Re: [討論] 用python找出一串數字中最長的"二數數串"
numstring = '889988899278392520771323543282829292222943485709'
results = []
numset = set()
for start in range(len(numstring)):
for end in range(start,len(numstring)):
numset.add(numstring[end])
if len(numset)>2:
break
results.append((start,end))
numset.clear()
max_length = max([end-start for (start,end) in results])

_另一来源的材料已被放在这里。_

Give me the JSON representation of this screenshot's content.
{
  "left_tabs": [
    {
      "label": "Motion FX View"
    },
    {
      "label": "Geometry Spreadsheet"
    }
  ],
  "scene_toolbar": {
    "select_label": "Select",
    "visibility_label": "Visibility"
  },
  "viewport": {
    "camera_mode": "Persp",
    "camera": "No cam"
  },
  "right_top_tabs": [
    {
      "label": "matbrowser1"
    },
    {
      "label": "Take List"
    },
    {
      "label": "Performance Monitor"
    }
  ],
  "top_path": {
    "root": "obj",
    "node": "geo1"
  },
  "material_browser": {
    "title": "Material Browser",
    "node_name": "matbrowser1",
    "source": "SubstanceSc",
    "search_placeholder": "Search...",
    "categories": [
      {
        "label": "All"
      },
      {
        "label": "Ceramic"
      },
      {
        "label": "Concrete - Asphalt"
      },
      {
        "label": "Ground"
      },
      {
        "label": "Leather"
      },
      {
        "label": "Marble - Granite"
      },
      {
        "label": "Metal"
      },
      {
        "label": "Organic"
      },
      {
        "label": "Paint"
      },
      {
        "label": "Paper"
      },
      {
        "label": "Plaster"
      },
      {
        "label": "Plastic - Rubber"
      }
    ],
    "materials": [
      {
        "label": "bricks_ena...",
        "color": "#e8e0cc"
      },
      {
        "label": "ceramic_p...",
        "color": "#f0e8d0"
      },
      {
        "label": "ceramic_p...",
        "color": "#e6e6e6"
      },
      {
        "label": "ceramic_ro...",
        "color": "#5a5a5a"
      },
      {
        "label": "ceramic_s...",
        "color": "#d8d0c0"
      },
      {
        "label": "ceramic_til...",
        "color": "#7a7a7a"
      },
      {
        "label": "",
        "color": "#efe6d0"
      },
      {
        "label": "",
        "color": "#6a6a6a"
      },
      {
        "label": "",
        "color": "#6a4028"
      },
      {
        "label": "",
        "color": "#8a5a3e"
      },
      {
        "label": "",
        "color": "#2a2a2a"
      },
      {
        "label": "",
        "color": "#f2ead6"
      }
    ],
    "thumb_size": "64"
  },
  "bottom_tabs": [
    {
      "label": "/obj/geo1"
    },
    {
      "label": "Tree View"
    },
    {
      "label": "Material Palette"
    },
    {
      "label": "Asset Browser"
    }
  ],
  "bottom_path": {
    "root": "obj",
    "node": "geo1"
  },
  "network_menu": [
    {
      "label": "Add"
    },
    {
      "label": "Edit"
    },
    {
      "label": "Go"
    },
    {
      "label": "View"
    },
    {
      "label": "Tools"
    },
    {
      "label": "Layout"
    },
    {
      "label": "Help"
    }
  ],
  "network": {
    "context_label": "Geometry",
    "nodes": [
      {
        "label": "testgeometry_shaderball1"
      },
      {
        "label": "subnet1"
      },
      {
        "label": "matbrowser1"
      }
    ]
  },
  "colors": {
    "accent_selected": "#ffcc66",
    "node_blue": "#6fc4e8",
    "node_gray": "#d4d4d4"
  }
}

max_intervals = [(start,end) for (start,end) in results if
end-start==max_length]
for start,end in max_intervals:
print numstring[start:end]
※ 引述《uranusjr (←這人是超級笨蛋)》之銘言:
: 我前陣子 (PyConTW 的時候) 才知道 collections 有一個很 IMBA 的東西叫 Counter
: import sys
: from collections import Counter
: numstr = sys.argv[-1] # 這裡讀入要算的字串
: matches = ['']
: for start in range(len(numstr)):
: for end in range(start + 1, len(numstr) + 1):
: substring = numstr[start:end]
: counter = Counter(substring)
: if len(counter) != 2:
: continue
: if len(matches[0]) < len(substring):
: matches = [substring]
: elif len(matches[0]) == len(substring):
: matches.append(substring)
: print('{count} matches (of length {length}):'
: .format(count=len(matches), length=len(matches[0])))
: for match in matches:
: print match
: 淺顯易懂
: ※ 引述《dadadavid (大大大衛)》之銘言:
: : numstring = "889988899278392520771323543282829292222943485709"
: : def ngram(n, iter_tokens):
: : """Return a generator of n-gram from an iterable"""
: : z = len(iter_tokens)
: : return (iter_tokens[i:i+n] for i in xrange(z-n+1))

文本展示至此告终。